This morning, between baking four huge chocolate cakes and dealing with a toddler suffering from what I thought was fear of the noise the mixer made until I realised it was desperation to lick the batter off the beaters, I finished making the party favours for May Blossom’s birthday party.
Party favours aren’t something I had really planned. I might have flung a few sweets into a bought cellophane bag, maybe, if everything else had run smoothly (as if). Realistically, I probably wouldn’t have had anything to give the small guests to thank them for coming.

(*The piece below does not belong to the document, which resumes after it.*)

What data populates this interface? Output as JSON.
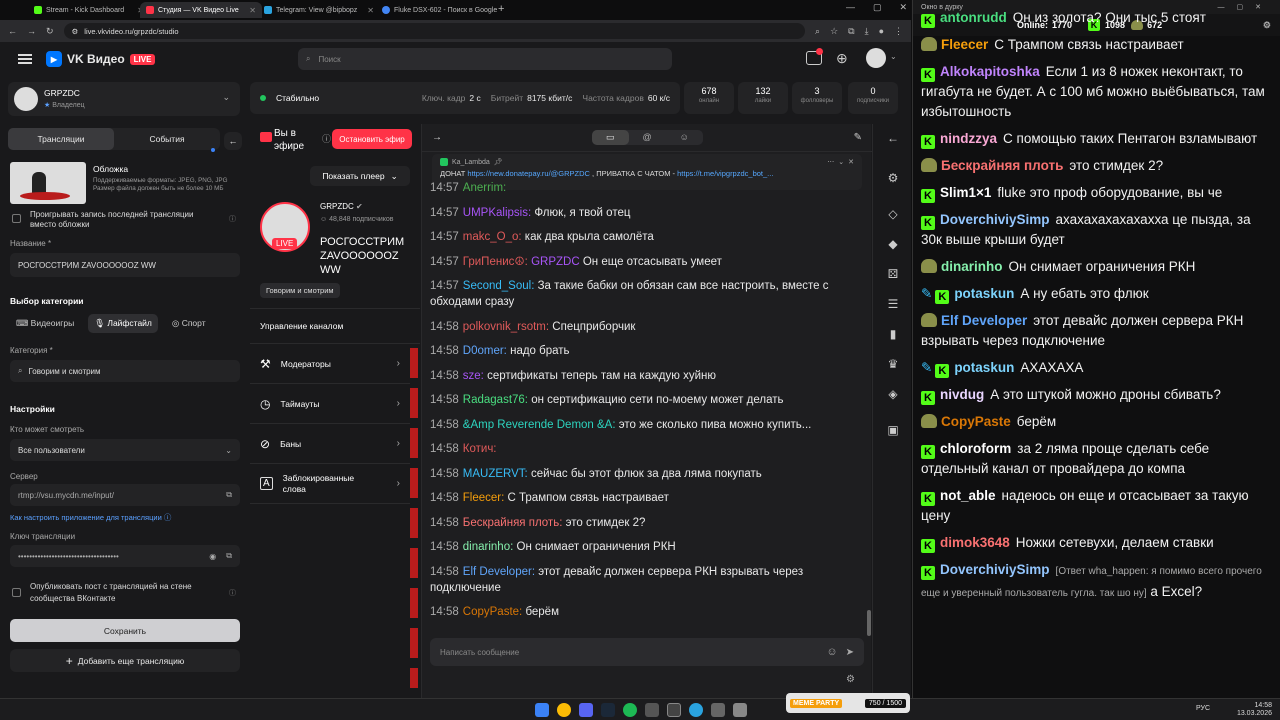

But now I do. Now each kid will receive a handmade paper box, decorated with a drawing of an owl and a pussycat in a boat — owl playing guitar, boat containing a jar of honey and plenty of money. Inside each box is an owl or a pussycat, made from denim stamped with paint from a handcarved rubber stamp, with vintage fabric backing, stuffed with a little filling so it’s soft and squishy. They have hanging tabs made from various ribbons. Every single one is different. There is also a chocolate frog in each box.

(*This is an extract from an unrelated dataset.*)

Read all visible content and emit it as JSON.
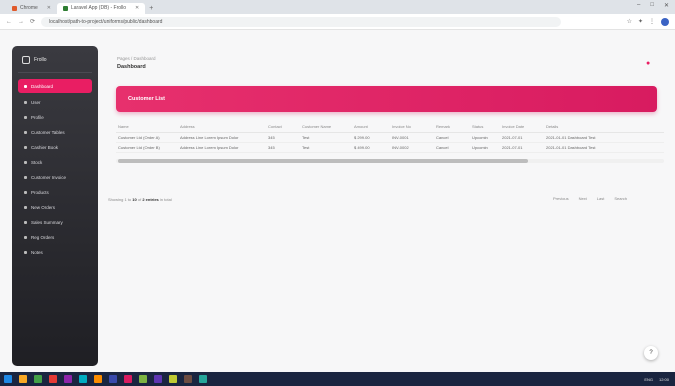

It’s really quite simple to do, as it turns out. Would you like the instructions? There’s only one step.
Step 1: Make friends with my friends Kate and Amy. Kate made the owls and pussycats and designed the boxes. Amy drew the picture. I did sweet bugger all, except add the Freddo frogs. They are some seriously good friends. And they managed to do this while working and raising their beautiful son.
May Blossom and I visited them yesterday, ostensibly to help assemble the boxes, but really we just ate their ginger cake (me) and drank their coffee (me) and shouted (May Blossom) and kissed their boy (both of us, only May Blossom with open mouth). We were more of a hindrance than a help.
Kate and I met at our last office job, as editors at a big publishing house. On my first day I learned that the pretty girl in the super-tidy but character-filled office down the hall was Kate and was pregnant. My office looked out at a petrol station where truckies often pissed while facing my window, was empty except for an alarming picture of James Freud, and I wasn’t pregnant.
Neither out of mind nor out of sight
I was, shall we say, a tiny bit extremely envious of Kate. But envy has been the basis of most of my good friendships, and this was to be no exception. And fortunately, two weeks later I was also pregnant, so we spent the next seven or so months doing pre-natal yoga in the boardroom at lunchtime and rushing up to the local doctor for heartbeat scans whenever we freaked out about our babies not kicking enough. It was so lovely to have a friend there all day with me going through the same things I was.
Kate and Amy’s boy was born a few weeks early, so he’s two months older than May Blossom. I hope they’ll be as good friends as Kate and I are. Maybe he can teach her to sew and she can teach me.